Don’t Miss: The Night Watch
Why: Painted when Rembrandt was 30, the Night Watch is the painting that secured his reputation for posterity. However, from the moment the Night Watch was completed, Rembrandt’s fortune changed. Saskia, his wife, died and Rembrandt virtually stopped painting and focused on his etching. The Night Watch is especially important in the history of the artist’s creative life; it is the culmination of his early artistic brilliance – as Rembrandt was never trouble free and completely happy again. The Night Watch is housed in the Gallery of Honour and holds the collections most famous paintings.
Where: Rijksmuseum, Museumstraat 1, Amsterdam
Tickets: You can buy tickets online here. It is advised to go weekdays – first thing in the morning or between 3-5 pm. The ticket can be used anytime and cost £12.80 with no concessions for the over 65’s or students.
#2 Visit: The Rembrandt House
What: This is the house that Rembrandt bought early in his marriage – in the hope of elevating and belonging to the social elite. It was in the Jewish quarter where he found many sitters amongst his neighbours. Sadly, he went bancrupt in 1665 and was forced to sell his house and move to a poorer neighbourhood. He never again lived in this lifestyle.
Why: The house, now a museum, has a guide to explain the artist’s innovative etching techniques (see above) on original 17th century etching presses. The museum holds a virtually complete collection of Rembrandt’s etchings.
Don’t Miss: In his art studio, suffused with the most perfect lighting, we see Rembrandt’s pigments, lapis lazuli and cinnabar – and the huge stone for grinding and oils and resins for glazing. His oil paint was often mixed with egg, sand and glass to thicken it. The palette knife had been used to mixed paint until now (see above The Jewish Bride) – Rembrandt was the first to paint with it.

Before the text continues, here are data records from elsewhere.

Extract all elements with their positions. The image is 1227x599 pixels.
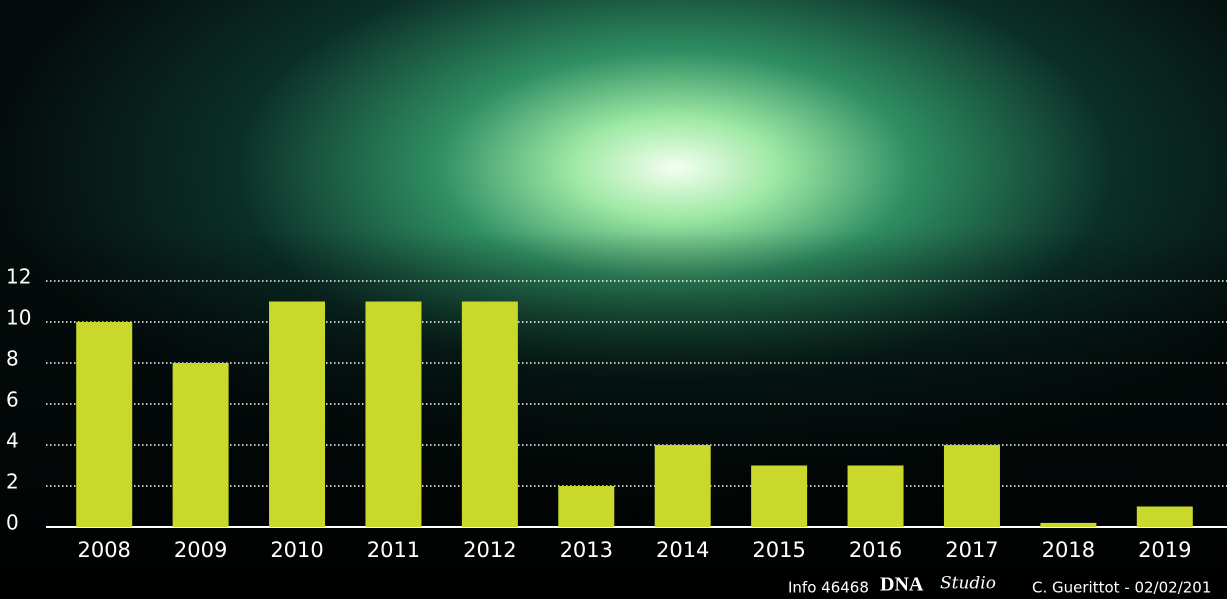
x-tick-label: 2008 <box>77 538 130 562</box>
bar <box>172 363 229 527</box>
x-tick-label: 2018 <box>1042 538 1095 562</box>
bar <box>269 301 326 527</box>
footer-credit: C. Guerittot - 02/02/201 <box>1032 579 1211 597</box>
bar <box>943 445 1000 527</box>
footer-studio: Studio <box>940 574 996 594</box>
footer-brand: DNA <box>880 574 924 596</box>
bar <box>654 445 711 527</box>
y-tick-label: 10 <box>6 306 31 330</box>
bar <box>365 301 422 527</box>
y-tick-label: 6 <box>6 388 19 412</box>
bar <box>1040 522 1097 527</box>
bar <box>847 465 904 527</box>
footer-info: Info 46468 <box>788 579 869 597</box>
x-tick-label: 2017 <box>945 538 998 562</box>
y-tick-label: 2 <box>6 470 19 494</box>
x-tick-label: 2016 <box>849 538 902 562</box>
x-tick-label: 2015 <box>752 538 805 562</box>
x-tick-label: 2011 <box>367 538 420 562</box>
bar <box>1136 506 1193 527</box>
plot: 0 2 4 6 8 10 12 2008 2009 2010 2011 2012 2013 2014 201… <box>6 265 1227 562</box>
y-tick-label: 0 <box>6 511 19 535</box>
bar <box>751 465 808 527</box>
y-tick-label: 12 <box>6 265 31 289</box>
x-tick-label: 2014 <box>656 538 709 562</box>
bar <box>558 486 615 527</box>
footer: Info 46468 DNA Studio C. Guerittot - 02/… <box>788 574 1211 597</box>
x-tick-label: 2009 <box>174 538 227 562</box>
y-tick-label: 4 <box>6 429 19 453</box>
bar <box>76 322 133 527</box>
x-tick-label: 2013 <box>560 538 613 562</box>
x-tick-label: 2012 <box>463 538 516 562</box>
y-tick-label: 8 <box>6 347 19 371</box>
bar <box>461 301 518 527</box>
x-tick-label: 2010 <box>270 538 323 562</box>
x-tick-label: 2019 <box>1138 538 1191 562</box>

The Magic: You cannot help but feel a sense of history and magic in the room; the room is filled with the ghost of his genius and the site of the early creations.
Where: Rembrandthuis, Jodenbreestraat 4-6, 1011 Amsterdam
Tickets: Available here. Open 10-6pm daily – admission £10.
#3 Visit: The Mauritshuis, The Hague
What: This brilliant museum, made up of 16 rooms on two floors, next to the Dutch Parliament buildings, fronts onto a man-made lake. A former palace, it has been renovated as part of a 5-year plan and €30 million redevelopment programme, without losing any of its character.
Why: This small beautiful museum has the highest masterpiece quotient of any gallery in the world. It can be enjoyed both for its Rembrandt paintings (Two Moors and Homer are on display here) and its beautiful collection of 17th century Dutch interiors.
Don’t Miss: The Anatomy Lesson housed here, painted when Rembrandt was only 25, was a major landmark in his career. The painting hails the artist’s genius, with its innovation and the way in which the surgeons are brought to life. Whilst you are there, see three Vermeers in the Mauritshuis including The Girl with the Pearl Earring and also the painting, The Goldfinch, the inspiration for the Pulitzer Prize winning novel by Donna Tartt of the same name. Buy a city pass and explore the Hague at leisure here.
Where: Mauritshuis Plein 29, 2511 CS Den Haag
Tickets: Available here. Admission £11, open 10am-6pm, 8pm on Thursdays.
Rembrandt Lover’s Amsterdam: The Conclusion
If you’ve got time, also visit the Van Gogh Museum, which has also opened after restoration and is a stone’s throw from the Rijkmuseum. Amsterdam is the place to go for Rembrandt lovers; it is with some amazement that I quote Damien Hirst who once said: ‘Anyone can be a Rembrandt’.
We say: go to the Rembrandt exhibition at the National Gallery then visit the artist’s homeland. It will help you understand that only Rembrandt can be Rembrandt. In the words of the man himself: ‘a painting is complete when it has the shadows of a god’.
His gift, his magic, was beyond compare because he was able to reach ‘beyond’. Go to Amsterdam. Prepare to be blown away.